I thought that this should be the right way to write the model, but when I do compare it to the results provided by a lme model comparison (Log-lik ratio test), the two give me point me towards opposite directions. While for the lme model the difference is significant and I should include the interaction term, from the bayesian analysis, I get a bayes factor of 0.20, which slight evidence for the null hypothesis.
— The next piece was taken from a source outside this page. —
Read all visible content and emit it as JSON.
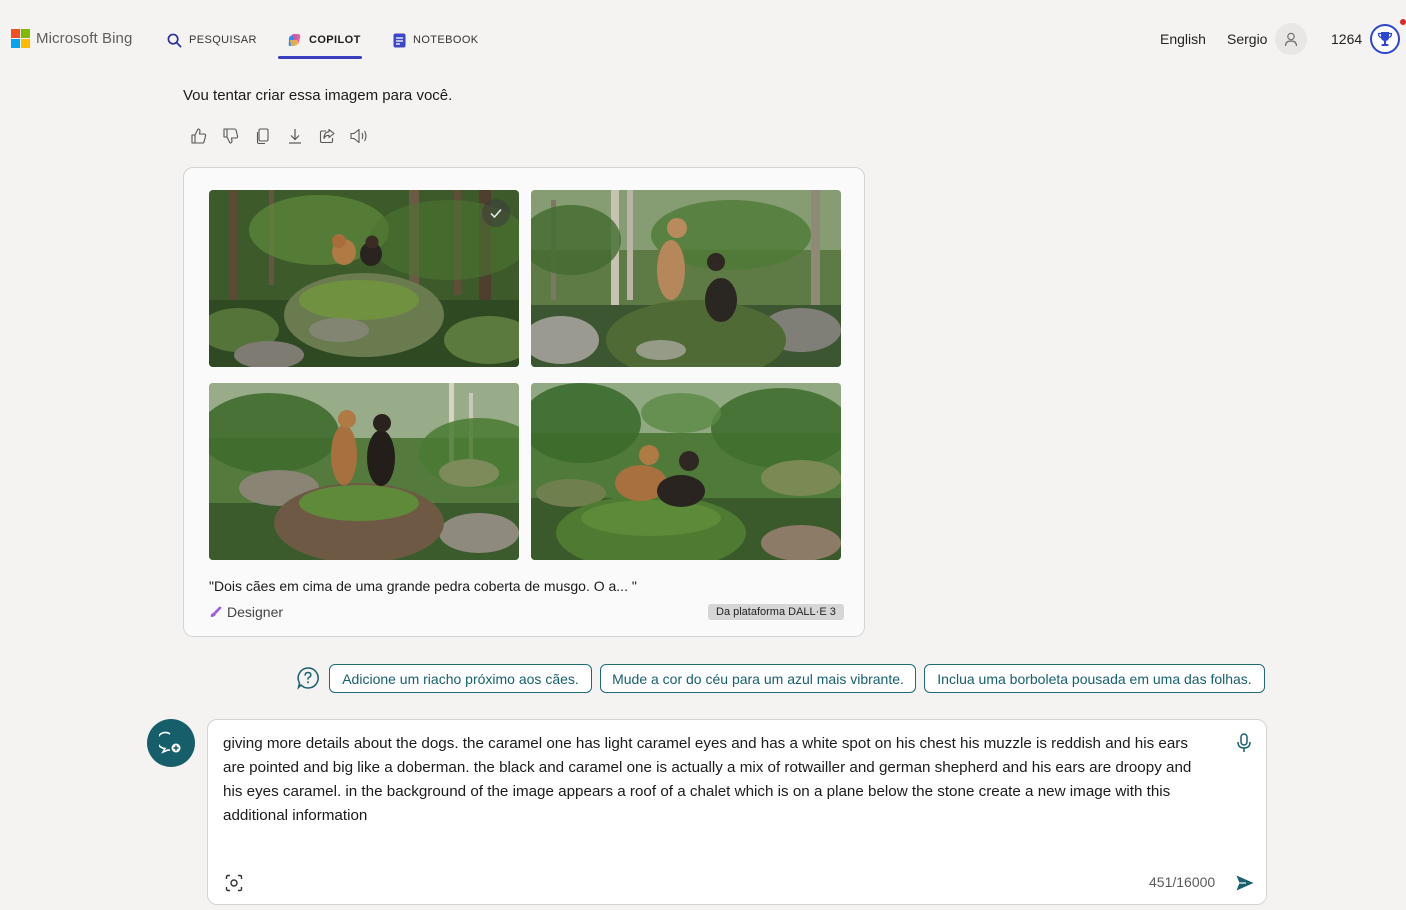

Is the way I formulated the model with the lmBF function correct or is there a mistake? I tried to look for examples online dealing with an interaction term in the random slope, but I could not find any.

Many thanks!

[richarddmorey]

Hi @Catsine, there's nothing wrong with your notation per se but the main question is whether that's what you want to test (and what about the data might be driving the difference, if it is a difference). Plots, etc would help but aren't really appropriate here. You might try the forum here: https://forum.cogsci.nl/categories/jasp-bayesfactor

[Catsine]

Many thanks @richarddmorey, I think in the end that the results make sense now. I was running few iterations and the variance of the output was very high, but now that I increased them I get results that are in line with the frequentist analysis. Thanks again!